On 9 February 2022, the Luxembourg Parliament adopted the bill n°7825 amending the Luxembourg law of 22 March 2004 on securitisation (the Bill).

The Bill aims to modernise the current Luxembourg securitisation landscape by, among others:

Broadening the sources of financing for securitisation undertakings

  • The Bill allows a securitisation undertaking to finance itself by issuing “financial instruments”, rather than “securities”. This new term puts an end to current uncertainties surrounding the possibility of using certain foreign law governed instruments (such as the German Schuldscheine);
  • The Bill also allows a securitisation undertaking to finance itself, in whole or in part, by way of loans, to be understood as any form of indebtedness that gives rise to a repayment obligation from the securitisation vehicle, under the condition that the return on such loans depends on the performance of the underlying assets.

Clarifying the authorisation requirements and the concept of issuance to the public

Luxembourg law formerly provided that any securitisation vehicle issuing securities on a continuous basis to the public must be regulated by the CSSF, but did not define when an issuance was made “on a continuous basis” and “to the public”, although the CSSF did give some guidance in its FAQs.

The Bill now states that:

  • issuing “on a continuous basis” means carrying out more than three issuances of financial instruments to the public in the course of a financial year (the number of issuances takes into account all compartments of a securitisation entity);
  • an issuance is made “to the public” if it meets the following cumulative conditions:
    • i. the issuance is not made to professional clients as defined in the law of 5 April 1993 on the financial sector; and
    • ii. the denomination of the financial instruments offered is less than EUR 100,000 (now matching the amount specified in the Regulation (EU) 2017/1129 of the European Parliament and of the Council of 14 June 2017 on the prospectus to be published when securities are offered to the public or admitted to trading on a regulated market); and
    • iii. the financial instruments are not distributed by way of a private placement.

Allowing an active management of risk portfolio

Formerly, the law was silent on the possibility of a securitisation undertaking to actively manage securitised assets, and the CSSF FAQs indicated that any portfolio management should be limited to a prudent man's passive management. Now, the Bill allows an active management of a pool of securitised risks if such pool is made up of debt securities, claims or debt financial instruments and there is no issuances of financial instruments to the public.

Extending the scope of creditors that may benefit from a security interest over the securitised assets

The law formerly restricted the persons that could benefit from a security interest granted by a securitisation vehicle to investors, their fiduciary-representative or the issuing vehicle participating in the securitisation only; security interests given outside of these limited scenarios being null and void.

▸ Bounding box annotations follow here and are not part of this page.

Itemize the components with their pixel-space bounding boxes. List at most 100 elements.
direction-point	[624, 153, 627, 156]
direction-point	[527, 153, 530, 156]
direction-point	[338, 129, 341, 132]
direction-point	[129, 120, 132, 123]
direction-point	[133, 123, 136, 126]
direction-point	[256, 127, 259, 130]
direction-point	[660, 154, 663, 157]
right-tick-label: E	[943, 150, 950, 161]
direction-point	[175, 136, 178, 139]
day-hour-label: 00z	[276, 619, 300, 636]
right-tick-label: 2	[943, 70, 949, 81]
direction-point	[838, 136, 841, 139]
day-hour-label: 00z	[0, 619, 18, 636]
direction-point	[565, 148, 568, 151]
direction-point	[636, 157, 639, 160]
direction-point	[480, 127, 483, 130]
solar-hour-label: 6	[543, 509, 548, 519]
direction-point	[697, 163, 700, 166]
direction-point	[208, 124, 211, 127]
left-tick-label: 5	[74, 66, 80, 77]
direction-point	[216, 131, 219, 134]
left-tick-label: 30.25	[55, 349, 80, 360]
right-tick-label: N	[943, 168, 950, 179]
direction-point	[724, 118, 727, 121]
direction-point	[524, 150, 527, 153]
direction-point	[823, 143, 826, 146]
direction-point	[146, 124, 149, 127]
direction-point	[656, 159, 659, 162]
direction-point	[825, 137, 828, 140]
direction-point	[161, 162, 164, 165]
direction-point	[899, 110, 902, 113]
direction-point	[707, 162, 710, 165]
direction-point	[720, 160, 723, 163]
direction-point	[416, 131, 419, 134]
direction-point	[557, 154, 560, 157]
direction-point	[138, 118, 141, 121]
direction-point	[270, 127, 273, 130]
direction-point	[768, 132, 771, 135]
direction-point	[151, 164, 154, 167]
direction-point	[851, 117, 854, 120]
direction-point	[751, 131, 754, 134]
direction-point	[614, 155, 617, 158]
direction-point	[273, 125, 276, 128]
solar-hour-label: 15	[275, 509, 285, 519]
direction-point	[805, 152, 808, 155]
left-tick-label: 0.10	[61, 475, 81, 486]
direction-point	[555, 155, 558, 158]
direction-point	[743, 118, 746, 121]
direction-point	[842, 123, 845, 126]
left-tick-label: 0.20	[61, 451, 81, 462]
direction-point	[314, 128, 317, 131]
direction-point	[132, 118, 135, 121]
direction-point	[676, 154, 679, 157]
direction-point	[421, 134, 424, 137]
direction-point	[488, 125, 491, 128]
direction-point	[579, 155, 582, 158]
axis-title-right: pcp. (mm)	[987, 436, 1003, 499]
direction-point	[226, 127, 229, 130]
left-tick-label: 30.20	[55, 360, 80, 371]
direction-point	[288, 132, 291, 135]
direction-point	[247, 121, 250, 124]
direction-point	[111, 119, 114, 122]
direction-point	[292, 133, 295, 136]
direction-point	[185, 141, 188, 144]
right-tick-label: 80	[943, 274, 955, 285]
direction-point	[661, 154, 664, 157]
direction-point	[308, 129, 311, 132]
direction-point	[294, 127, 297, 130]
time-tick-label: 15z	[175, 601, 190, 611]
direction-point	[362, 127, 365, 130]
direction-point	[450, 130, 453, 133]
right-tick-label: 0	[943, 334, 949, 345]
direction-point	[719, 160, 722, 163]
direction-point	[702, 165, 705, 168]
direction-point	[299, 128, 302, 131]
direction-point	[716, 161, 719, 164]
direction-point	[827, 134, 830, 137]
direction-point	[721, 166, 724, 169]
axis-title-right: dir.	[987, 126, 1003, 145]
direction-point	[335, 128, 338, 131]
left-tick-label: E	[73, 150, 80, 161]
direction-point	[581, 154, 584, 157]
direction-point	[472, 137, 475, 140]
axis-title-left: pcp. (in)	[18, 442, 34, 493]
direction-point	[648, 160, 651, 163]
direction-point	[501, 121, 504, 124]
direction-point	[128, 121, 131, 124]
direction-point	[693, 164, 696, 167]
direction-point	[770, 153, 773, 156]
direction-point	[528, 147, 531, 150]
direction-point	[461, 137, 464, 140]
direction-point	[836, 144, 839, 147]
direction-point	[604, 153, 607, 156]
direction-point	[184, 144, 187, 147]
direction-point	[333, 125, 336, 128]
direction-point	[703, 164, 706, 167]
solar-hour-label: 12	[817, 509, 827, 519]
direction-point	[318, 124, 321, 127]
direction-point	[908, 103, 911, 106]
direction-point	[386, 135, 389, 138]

The Bill now enables the granting of collateral to secure any obligation relating to a securitisation transaction, which allows a securitisation vehicle to grant security interests or guarantees in favour of any party that is involved in the securitisation transaction, including persons that are not direct creditors/investors of the securitisation vehicle. The Bill also removes any sanction for granting a security interest in breach of this principle.

Clarifying the subordination rules

The Bill clarifies the rules on subordination as follows:

  • Units of a securitisation fund are subordinated to other financial instruments issued by the securitisation fund and to the loans contracted by it;
  • Shares, corporate units or partnership interests of a securitisation company are subordinated to other financial instruments issued by such securitisation company, to the loans contracted by it, as well as to the beneficiary shares issued by it;
  • Beneficiary shares (parts bénéficiaires) issued by a securitisation company are subordinated to debt financial instruments issued by such securitisation company and to the loans contracted by it;
  • Non-fixed income debt financial instruments issued by a securitisation undertaking are subordinated to fixed income debt financial instruments issued by it.

Securitisation undertakings, however, may derogate from the above rules either contractually or under their constitutional documents.

Adding new corporate forms under which a securitisation undertaking may be set up

The Bill allows a securitisation vehicle to be set up under the form of a general partnership (société en nom collectif), a common limited partnership (société en commandite simple), a special limited partnership (société en commandite spéciale) or a simplified public limited company (société par actions simplifiée).

Requiring securitisation funds to register with the Luxembourg trade register

The Bill now requires securitisation funds to be registered with the Luxembourg trade register. This will provide investors with an additional way of identification by the attribution of an RCS number, but will also avoid certain administrative issues, including the inability for a securitisation vehicle to list its securities on a stock exchange.

The securitisation funds incorporated before the entry into force of the Bill will have to comply with this requirement within 6 months of the entry into force of the Bill.

Clarifying the rules relating to the drawing up and publication of annual accounts to securitisation vehicles under the form of a partnership

The Bill introduces the obligation for securitisation vehicles set up under the form of a general partnership (société en nom collectif), a common limited partnership (société en commandite simple) or a special limited partnership (société en commandite spéciale) to draw up and publish annual accounts in accordance with the provisions of the law of 19 December 2002 on the register of commerce and companies and the accounting and annual accounts of companies.